Furthermore, α-amylase activity in germinated seeds was tested at different pH (viz. pH 4, 5, 6, 7 and 8) and temperatures (viz. 0, 8, 29, 37 and 60°C) conditions. To study the effect of pH on α-amylase activity under EMF, the following reaction was setup. Substrate (1% starch) of 0.5 mL and 0.5 mL of enzyme solutions were added to 0.5 mL of 0.1 M citrate buffer of different pH values. Then, tubes were incubated in a water bath at 30°C for 3 min and the reaction was stopped by adding 0.5 mL of dinitrosalicylic acid reagent to all the tubes and the reducing sugar released was measured at 510 nm. Similarly, to determine the effect of temperature on α-amylase activity, the reaction mixture containing 0.5 mL of 0.1 M citrate buffer (pH 6.0), 0.25 mL of substrate and 0.25 mL of enzyme solution was subjected to different temperature conditions for 3 min. Finally, enzyme activity was determined by following the above mentioned procedure.

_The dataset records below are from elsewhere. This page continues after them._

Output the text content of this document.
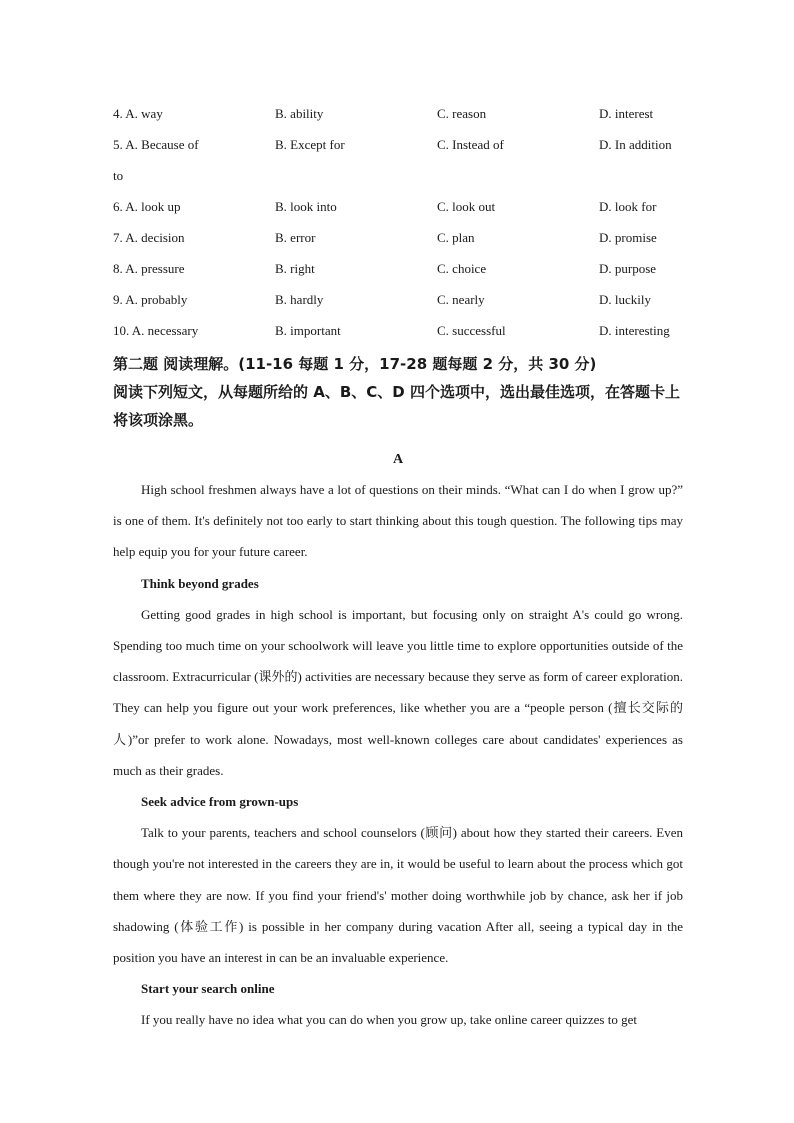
4. A. way	B. ability	C. reason	D. interest
5. A. Because of	B. Except for	C. Instead of	D. In addition
to
6. A. look up	B. look into	C. look out	D. look for
7. A. decision	B. error	C. plan	D. promise
8. A. pressure	B. right	C. choice	D. purpose
9. A. probably	B. hardly	C. nearly	D. luckily
10. A. necessary	B. important	C. successful	D. interesting
第二题 阅读理解。(11-16 每题 1 分，17-28 题每题 2 分，共 30 分)
阅读下列短文，从每题所给的 A、B、C、D 四个选项中，选出最佳选项，在答题卡上将该项涂黑。
A

High school freshmen always have a lot of questions on their minds. “What can I do when I grow up?” is one of them. It's definitely not too early to start thinking about this tough question. The following tips may help equip you for your future career.

Think beyond grades

Getting good grades in high school is important, but focusing only on straight A's could go wrong. Spending too much time on your schoolwork will leave you little time to explore opportunities outside of the classroom. Extracurricular (课外的) activities are necessary because they serve as form of career exploration. They can help you figure out your work preferences, like whether you are a “people person (擅长交际的人)”or prefer to work alone. Nowadays, most well-known colleges care about candidates' experiences as much as their grades.

Seek advice from grown-ups

Talk to your parents, teachers and school counselors (顾问) about how they started their careers. Even though you're not interested in the careers they are in, it would be useful to learn about the process which got them where they are now. If you find your friend's' mother doing worthwhile job by chance, ask her if job shadowing (体验工作) is possible in her company during vacation After all, seeing a typical day in the position you have an interest in can be an invaluable experience.

Start your search online

If you really have no idea what you can do when you grow up, take online career quizzes to get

Meanwhile, for establishing the EMF, a locally designed MF generator (Sahebjamei
et al., 2007) and a 220 volts Alternative Current power supply equipped
with a variable transformer as well as a single-phase full-wave rectifier was
used. The maximum power was 1 kilo watts, the passing current 50 amperes Direct
Current. This system was designed to generate EMFs in the range of 0.5 microtesla
(μT) to 75 millitesla (mT). It consisted of two coils (each with 3000 turns
of 3 mm copper wire) on a U-shaped laminated iron core (to prevent eddy current
losses). Using two vertical connectors, the arms of the U-shaped iron core were
terminated in four circular iron plates covered with this layer of nickel (each
23 mm thickness, 260 nm in diameter).
Statistical analysis: Data analysis was performed by using the SAS (Statistical
Analysis System) statistical software package (SAS Institute,
1997), where a significance test based on ANOVA was done.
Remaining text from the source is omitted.